Around that time I stared to notice the display wander when the capacitor voltage was low and even didn't turn on at one point. Something was up but I was too dense to discover the real issue until fired the device wearing a shirt. Thing is, the stock of the rifle is where the battery (24V) and, more importantly the rectifier that brings it down to 5V live. It's also steel and in this case it was warm. Reaching inside, I found the heat sink of the 1.5A 5V regulator was piping hot. It was almost certainty producing low voltage.

I stepped out to buy a pair of new 5V regulators that should get me to at least 7.5A:

When I came back, the power supply was cooler and the device was charging correctly again.

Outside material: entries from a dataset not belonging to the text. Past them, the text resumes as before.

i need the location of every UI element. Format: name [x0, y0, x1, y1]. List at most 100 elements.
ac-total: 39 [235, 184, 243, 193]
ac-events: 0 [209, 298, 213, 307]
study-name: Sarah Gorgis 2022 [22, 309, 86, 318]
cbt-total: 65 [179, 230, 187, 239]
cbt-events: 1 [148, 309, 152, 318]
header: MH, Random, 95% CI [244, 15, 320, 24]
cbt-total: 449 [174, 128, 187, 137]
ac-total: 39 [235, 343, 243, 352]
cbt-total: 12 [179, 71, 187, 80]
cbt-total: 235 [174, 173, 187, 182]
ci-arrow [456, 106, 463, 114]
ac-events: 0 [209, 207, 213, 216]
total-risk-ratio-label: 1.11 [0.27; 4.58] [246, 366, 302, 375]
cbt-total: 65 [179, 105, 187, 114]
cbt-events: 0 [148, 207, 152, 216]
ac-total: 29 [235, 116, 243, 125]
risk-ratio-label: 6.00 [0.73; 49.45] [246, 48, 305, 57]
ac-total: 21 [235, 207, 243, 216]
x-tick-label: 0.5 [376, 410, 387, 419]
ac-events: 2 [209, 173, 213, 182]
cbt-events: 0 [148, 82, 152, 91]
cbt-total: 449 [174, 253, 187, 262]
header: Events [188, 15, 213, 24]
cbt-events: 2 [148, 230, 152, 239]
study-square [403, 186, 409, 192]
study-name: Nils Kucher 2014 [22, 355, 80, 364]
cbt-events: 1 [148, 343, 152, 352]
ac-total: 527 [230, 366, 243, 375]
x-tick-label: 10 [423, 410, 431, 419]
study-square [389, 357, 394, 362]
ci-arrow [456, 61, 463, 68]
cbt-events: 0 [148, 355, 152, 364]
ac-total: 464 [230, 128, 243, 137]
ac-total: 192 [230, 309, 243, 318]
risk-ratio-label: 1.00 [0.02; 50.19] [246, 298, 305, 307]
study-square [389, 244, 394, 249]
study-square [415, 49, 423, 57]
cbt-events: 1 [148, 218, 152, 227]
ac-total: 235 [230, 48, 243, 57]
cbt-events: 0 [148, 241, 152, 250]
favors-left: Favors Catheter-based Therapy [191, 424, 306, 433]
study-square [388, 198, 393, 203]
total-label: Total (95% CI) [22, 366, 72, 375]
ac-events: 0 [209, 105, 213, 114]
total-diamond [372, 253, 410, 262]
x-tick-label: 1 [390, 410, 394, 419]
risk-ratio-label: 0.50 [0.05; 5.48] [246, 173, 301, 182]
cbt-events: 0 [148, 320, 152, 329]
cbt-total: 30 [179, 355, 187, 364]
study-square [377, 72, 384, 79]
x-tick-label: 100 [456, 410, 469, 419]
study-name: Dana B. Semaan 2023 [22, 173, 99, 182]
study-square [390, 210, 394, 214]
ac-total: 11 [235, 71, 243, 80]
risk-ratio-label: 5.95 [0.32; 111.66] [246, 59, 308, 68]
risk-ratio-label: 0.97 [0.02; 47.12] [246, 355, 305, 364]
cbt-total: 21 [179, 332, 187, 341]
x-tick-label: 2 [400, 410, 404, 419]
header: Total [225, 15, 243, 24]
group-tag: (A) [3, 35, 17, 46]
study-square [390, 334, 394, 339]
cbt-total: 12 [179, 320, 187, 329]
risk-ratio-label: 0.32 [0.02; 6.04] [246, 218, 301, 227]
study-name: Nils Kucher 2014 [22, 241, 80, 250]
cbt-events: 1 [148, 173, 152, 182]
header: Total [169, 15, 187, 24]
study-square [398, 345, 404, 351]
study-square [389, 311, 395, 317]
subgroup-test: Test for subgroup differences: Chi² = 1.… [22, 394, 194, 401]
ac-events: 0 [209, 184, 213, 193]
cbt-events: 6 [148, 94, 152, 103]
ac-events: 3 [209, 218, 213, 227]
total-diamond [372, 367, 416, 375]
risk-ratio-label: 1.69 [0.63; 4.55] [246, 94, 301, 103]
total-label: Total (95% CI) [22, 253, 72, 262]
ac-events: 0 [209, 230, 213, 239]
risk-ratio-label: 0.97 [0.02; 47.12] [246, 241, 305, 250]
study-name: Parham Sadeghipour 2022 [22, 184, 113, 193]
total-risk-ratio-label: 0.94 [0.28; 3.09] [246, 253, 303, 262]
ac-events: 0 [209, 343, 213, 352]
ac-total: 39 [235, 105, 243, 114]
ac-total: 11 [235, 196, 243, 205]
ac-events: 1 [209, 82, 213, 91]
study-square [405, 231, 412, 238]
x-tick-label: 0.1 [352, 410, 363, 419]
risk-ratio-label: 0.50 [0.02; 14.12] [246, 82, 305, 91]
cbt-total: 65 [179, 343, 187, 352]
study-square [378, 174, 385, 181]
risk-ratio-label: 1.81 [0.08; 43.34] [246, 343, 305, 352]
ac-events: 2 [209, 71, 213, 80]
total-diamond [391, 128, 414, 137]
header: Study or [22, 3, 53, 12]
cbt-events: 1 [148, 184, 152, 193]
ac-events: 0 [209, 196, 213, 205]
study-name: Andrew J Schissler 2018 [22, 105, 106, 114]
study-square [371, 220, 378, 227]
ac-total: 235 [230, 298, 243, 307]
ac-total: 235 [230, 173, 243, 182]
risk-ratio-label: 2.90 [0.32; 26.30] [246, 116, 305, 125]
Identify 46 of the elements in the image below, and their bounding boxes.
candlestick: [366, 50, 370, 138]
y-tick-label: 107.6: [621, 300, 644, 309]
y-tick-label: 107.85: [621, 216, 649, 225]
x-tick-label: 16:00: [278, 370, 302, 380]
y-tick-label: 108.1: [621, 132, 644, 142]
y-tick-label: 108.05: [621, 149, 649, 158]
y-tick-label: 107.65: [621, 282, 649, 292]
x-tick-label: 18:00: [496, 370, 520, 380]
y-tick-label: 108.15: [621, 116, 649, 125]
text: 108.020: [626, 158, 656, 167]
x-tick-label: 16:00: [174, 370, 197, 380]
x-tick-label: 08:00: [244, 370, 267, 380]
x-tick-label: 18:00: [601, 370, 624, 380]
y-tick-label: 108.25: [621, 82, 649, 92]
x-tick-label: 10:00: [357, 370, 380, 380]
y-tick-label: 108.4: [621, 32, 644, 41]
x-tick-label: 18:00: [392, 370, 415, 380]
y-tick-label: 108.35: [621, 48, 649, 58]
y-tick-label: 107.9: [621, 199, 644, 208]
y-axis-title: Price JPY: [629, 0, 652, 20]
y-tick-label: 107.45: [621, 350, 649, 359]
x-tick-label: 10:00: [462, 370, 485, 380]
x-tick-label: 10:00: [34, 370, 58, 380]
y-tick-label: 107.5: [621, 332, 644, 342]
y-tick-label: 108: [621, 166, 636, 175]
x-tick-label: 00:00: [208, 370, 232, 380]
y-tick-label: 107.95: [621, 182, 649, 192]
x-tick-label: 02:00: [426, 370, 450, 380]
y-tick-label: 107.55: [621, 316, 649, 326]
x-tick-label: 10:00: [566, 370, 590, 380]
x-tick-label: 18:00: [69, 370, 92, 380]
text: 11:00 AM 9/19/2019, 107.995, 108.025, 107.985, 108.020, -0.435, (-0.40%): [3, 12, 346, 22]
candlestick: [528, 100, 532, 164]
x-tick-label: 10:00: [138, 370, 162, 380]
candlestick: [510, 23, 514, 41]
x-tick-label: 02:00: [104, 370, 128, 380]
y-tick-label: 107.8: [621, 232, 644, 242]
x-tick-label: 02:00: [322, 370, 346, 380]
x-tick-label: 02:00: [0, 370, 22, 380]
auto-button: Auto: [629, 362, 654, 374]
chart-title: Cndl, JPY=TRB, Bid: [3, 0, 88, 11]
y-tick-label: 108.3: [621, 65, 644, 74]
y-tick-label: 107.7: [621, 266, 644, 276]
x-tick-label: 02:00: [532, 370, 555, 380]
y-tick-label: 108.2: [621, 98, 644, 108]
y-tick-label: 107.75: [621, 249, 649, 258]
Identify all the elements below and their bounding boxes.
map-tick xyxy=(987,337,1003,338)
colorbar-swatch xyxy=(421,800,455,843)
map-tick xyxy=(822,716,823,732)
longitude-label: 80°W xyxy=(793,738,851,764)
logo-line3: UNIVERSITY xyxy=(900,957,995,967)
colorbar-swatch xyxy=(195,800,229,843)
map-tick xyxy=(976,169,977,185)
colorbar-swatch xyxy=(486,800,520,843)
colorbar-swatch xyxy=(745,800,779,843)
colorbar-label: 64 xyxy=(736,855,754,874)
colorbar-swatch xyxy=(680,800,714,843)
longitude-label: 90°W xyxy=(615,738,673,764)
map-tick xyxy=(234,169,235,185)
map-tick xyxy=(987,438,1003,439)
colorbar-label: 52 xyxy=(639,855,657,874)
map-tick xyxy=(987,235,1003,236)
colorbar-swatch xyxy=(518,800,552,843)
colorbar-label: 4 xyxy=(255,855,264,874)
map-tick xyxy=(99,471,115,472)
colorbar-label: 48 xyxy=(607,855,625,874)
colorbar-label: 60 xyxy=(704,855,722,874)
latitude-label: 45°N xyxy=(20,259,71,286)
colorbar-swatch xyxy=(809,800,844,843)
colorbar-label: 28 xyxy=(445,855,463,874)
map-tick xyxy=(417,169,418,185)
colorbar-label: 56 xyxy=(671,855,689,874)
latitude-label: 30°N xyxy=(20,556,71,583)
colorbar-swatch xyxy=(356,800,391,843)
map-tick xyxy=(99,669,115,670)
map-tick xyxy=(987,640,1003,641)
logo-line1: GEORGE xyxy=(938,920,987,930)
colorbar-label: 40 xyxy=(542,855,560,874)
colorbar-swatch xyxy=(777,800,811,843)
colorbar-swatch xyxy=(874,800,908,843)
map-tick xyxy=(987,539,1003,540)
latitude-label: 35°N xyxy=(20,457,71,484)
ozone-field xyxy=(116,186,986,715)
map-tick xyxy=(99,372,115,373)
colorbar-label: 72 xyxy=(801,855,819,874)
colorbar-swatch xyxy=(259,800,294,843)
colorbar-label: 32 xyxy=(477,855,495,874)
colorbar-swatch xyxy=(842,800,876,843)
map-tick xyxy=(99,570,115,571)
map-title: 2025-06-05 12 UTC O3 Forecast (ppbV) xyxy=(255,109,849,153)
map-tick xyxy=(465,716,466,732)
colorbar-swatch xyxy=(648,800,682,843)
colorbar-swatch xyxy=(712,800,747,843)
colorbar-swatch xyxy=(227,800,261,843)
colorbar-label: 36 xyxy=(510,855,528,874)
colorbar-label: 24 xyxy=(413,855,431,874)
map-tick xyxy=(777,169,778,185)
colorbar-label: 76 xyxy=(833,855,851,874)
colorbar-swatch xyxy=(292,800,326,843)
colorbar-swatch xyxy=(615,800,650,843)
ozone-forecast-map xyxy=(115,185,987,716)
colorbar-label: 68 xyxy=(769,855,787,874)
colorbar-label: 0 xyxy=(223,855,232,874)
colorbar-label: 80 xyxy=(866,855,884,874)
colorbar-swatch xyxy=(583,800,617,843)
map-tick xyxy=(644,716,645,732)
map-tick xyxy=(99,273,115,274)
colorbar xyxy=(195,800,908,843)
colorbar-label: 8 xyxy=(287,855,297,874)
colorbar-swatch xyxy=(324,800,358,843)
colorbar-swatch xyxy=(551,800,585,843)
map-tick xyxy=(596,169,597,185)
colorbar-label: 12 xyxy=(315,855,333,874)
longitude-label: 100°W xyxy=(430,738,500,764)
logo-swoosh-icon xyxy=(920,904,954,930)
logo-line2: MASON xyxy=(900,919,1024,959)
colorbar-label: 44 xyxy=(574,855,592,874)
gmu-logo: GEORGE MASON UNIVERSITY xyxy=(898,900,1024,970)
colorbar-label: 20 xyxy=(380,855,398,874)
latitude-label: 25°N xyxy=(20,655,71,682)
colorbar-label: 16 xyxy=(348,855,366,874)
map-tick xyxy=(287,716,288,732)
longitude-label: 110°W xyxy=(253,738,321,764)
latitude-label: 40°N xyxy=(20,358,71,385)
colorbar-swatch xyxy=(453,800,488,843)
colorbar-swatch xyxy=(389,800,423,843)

Thing is, I didn't think I'd need more power. When all is said and done, the total consumption of 5V power should only be equivalent to a 5ohm resistor (or about 1A of power). That is 13 accelerator gates where each gate has a 200ohm resistor powering the optical sensor and a 100ohm resistor being pulled down on the mosfet that fires the little SCR (which in turn fires the big SCR). I only have like 8 of them installed so I should have even more buffer room. Something is sucking power.